Vous avez dit « transclasse » ?
Le journal le « Télégramme de Brest » de ce 22 juillet publie une interview de Brigitte Ayrault, à l’occasion de la publication du livre dans lequel elle raconte son parcours qualifié par le journaliste qui l’interroge de « transclasse ».
Il est en effet de bon ton, aujourd’hui, d’être trans-quelque chose, et quand il ne s’agit pas de sexualité, le passage d’une classe sociale à une autre est très tendance. Édouard Louis s’est forgé une solide réputation en jouant cette partition, reprise avec une grande complaisance par les critiques littéraires qui s’intéressaient en l’occurrence beaucoup moins à la littérature qu’à son parcours social qualifié lui aussi de « transclasse ». Ce faisant ils lui ont permis d’augmenter considérablement ses revenus et peut-être de changer effectivement de classe.
Revenons à Madame Ayrault, fille de paysans devenue professeure de français et militante socialiste, puis femme d’un autre militant socialiste un jour nommé Premier ministre, puis ministre des affaires étrangères.
On suppose que le changement de classe de Mme Ayrault ne s’est pas opéré lors du passage de la situation de filles d’agriculteurs à celle de professeure de français. C’est là un parcours extrêmement classique depuis des décennies qui a accompagné la réduction drastique du nombre de paysans français et l’exode rural. Je ne sache pas non plus que les enseignants constituent en eux-mêmes une classe ou puissent être considérés comme des membres de la classe bourgeoise alors que leur salaire, pour la majorité d’entre eux est proche du salaire médian des Français et de la considération sociale qui leur est accordée n’est pas supérieure à leurs revenus.

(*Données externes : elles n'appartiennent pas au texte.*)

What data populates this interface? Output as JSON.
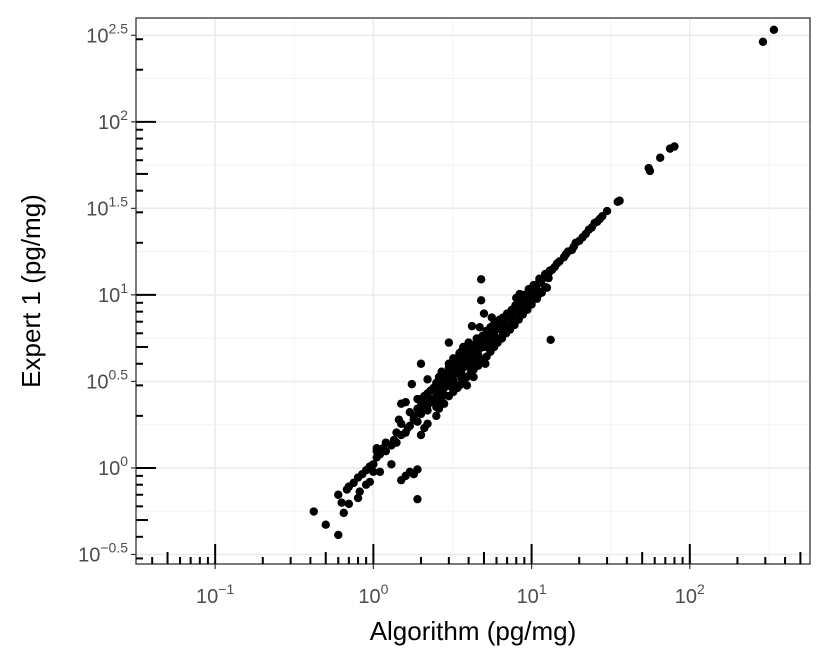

Le changement de classe intervient donc après, lorsque Mme Ayrault est appelée à fréquenter avec son mari les allées du pouvoir. Le malaise dû à ce changement de situation dont fait état Madame Ayrault a dès lors deux aspects. Le premier est la sensation de décalage entre ses habitudes, les codes auxquels elle est habituée et ceux du monde qu’elle fréquente. Rien là d’extraordinaire. Mais le second visage de cette transformation est le souci de ressembler à ce nouveau monde plutôt que de le transformer.
Il est toujours difficile de ressembler à ce que l’on n’est pas.
Mais pourquoi faudrait-il ressembler à ce monde qu’elle décrit comme « parisianiste » pour ne pas employer le mot bourgeois qui passe aujourd’hui pour une grossièreté ? Qu’est-ce qui oblige un dirigeant socialiste arrivé au pouvoir à se conduire comme le dirigeant de droite qui le précédait ?
Brigitte Ayrault finit par répondre à cette question. Elle indique qu’elle en veut à François Hollande de n’avoir pas été fidèle à ses promesses du Bourget et d’avoir laissé la gauche dans un état catastrophique.
Alors que le Télégramme de Brest met en avant un destin individuel, on voit que les problèmes de Mme Ayrault ne résultent pas de son passage d’une ferme des Pays de Loire à l’hôtel Matignon mais de l’abandon par le parti socialiste de la défense de la classe ouvrière au profit de celle des intérêts de la bourgeoisie. Je reprends volontairement le vocabulaire marxiste de la description de la société en termes de classes sociales puisque c’est celui qui est utilisé par le journaliste, mais pour décrire uniquement un destin individuel, et en aucun cas un destin collectif.
Les classes sociales n’existent plus depuis longtemps pour les journalistes qui considèrent comme totalement ringarde l’analyse de la société en termes de lutte de classe. Mais curieusement, cela ne les empêche pas d’être friands de descriptions de destins individuels transclasses.
Brigitte Ayrault est elle-même gênée aux entournures et elle a du mal à réutiliser le vocabulaire qu’elle employait lorsqu’elle était jeune militante socialiste. C’est pourquoi elle reproche à François Hollande d’avoir cédé non pas aux intérêts des puissants, de la bourgeoisie, mais d’avoir capitulé devant le « parisianisme « et elle déclare que le salut viendra de la « résistance au niveau local » et non de Paris.
Pourtant, malgré elle, elle nous rappelle que la société est bien divisée en classe et que c’est le parti socialiste qui est transclasse et non tel ou tel individu. Cette transhumance a laissé orpheline la classe ouvrière qui ne sait plus pour le moment vers qui se tourner pour être représentée.